毛泽东接过电报看着:“昨晚21至23时发出的……好新鲜的敌情!”
约摸2分钟,毛泽东把电报给周恩来,对叶剑英说:“你让伯承过来一下。”说着转而盯着桌上的地图。
也大约有2分钟,周恩来把电报给了王稼祥,问刚进来的刘伯承:“这封译电你看过?”
“看过。”刘伯承又说,“从敌人的全部部署上看,我们还真有可能打周浑元纵队进到鲁班场、三元洞的2个师!”
“胃口会不会太大?”毛泽东问。
“此前,我们的一军团就在遵义城南打吴奇伟的2个师,不一下子把他冲溃了……关键是得乘敌人立足未稳!”
“2个师,2个师……”毛泽东来回踱着步。
叶剑英:“周浑元纵队的师都是丙种编制……一师三团制!”
“吴奇伟队的师不也是丙种编制师?!”
刘伯承:“是,一军团打的汤师和韩师,都是各3个团……据俘虏说,每团也差不多跑掉一半了!”

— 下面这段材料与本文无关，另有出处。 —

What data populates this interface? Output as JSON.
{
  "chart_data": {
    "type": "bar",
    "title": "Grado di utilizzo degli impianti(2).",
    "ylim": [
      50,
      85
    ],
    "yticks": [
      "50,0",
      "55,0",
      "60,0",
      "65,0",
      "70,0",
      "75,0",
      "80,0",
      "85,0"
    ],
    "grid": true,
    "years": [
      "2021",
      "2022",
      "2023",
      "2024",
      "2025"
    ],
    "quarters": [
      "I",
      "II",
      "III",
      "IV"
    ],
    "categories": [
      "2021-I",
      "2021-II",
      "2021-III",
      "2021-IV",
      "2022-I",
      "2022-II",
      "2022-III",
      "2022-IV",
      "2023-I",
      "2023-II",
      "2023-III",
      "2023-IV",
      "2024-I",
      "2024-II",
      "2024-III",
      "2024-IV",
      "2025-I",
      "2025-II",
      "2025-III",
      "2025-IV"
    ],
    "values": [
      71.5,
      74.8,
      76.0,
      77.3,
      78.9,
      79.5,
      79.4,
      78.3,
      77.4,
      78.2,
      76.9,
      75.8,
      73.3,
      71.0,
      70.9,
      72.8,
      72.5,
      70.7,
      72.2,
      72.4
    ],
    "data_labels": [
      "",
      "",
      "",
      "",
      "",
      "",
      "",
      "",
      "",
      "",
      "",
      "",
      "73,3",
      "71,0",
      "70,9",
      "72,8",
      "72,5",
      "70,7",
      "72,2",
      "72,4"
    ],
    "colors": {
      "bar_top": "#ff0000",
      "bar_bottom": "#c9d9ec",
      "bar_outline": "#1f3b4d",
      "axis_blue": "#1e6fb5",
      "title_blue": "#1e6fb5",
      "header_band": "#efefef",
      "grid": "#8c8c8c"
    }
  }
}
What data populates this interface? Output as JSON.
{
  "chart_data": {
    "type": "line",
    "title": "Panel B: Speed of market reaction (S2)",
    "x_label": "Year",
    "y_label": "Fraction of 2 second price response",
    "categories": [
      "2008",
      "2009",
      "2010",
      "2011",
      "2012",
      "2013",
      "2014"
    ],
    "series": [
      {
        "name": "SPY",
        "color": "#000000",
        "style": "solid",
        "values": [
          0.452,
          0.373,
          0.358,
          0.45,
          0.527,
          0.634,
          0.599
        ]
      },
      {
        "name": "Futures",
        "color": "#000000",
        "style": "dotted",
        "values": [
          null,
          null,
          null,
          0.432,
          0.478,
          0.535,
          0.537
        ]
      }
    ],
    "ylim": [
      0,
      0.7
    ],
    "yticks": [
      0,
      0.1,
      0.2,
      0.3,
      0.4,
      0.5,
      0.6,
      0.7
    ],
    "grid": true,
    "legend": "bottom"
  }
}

毛泽东:“那我们集中一、三军团攻击,五军团为预备队,九军团监视吴奇伟纵队动态。这样的兵力使用不算冒险吧?!”
“我看不冒险,即使冒点风险也值得。”周恩来说,“我们要在云贵川边创建新苏区,早晚得把周浑元打得不敢单独进攻我们;就是进攻我们他也怕我们……”
毛泽东:“这就是我坚持打周浑元纵队的动机。你们看,之前我们打了吴奇伟,现在他离我们远远了吧?如再把周浑元打一下,他也怕了,往后,我们的行动就自由多了!”
朱德:“这个考虑是对的。不打败周浑元纵队,我们甭想在云贵川边落脚!”又在到地图上,指着:“如果攻而不克,我们也有退路,撤出战斗后西渡赤水河就是了,蒋介石要再组织‘追剿’,又得好几天后!”
周恩来问毛泽东:“你下决心了?”
“再核实下战场情况,如果许可,不妨一打。”毛泽东对刘伯承说,“给董振堂发个报,让他们侦察进到鲁班场敌人的动态;还有从东往西进攻敌人的道路情况!”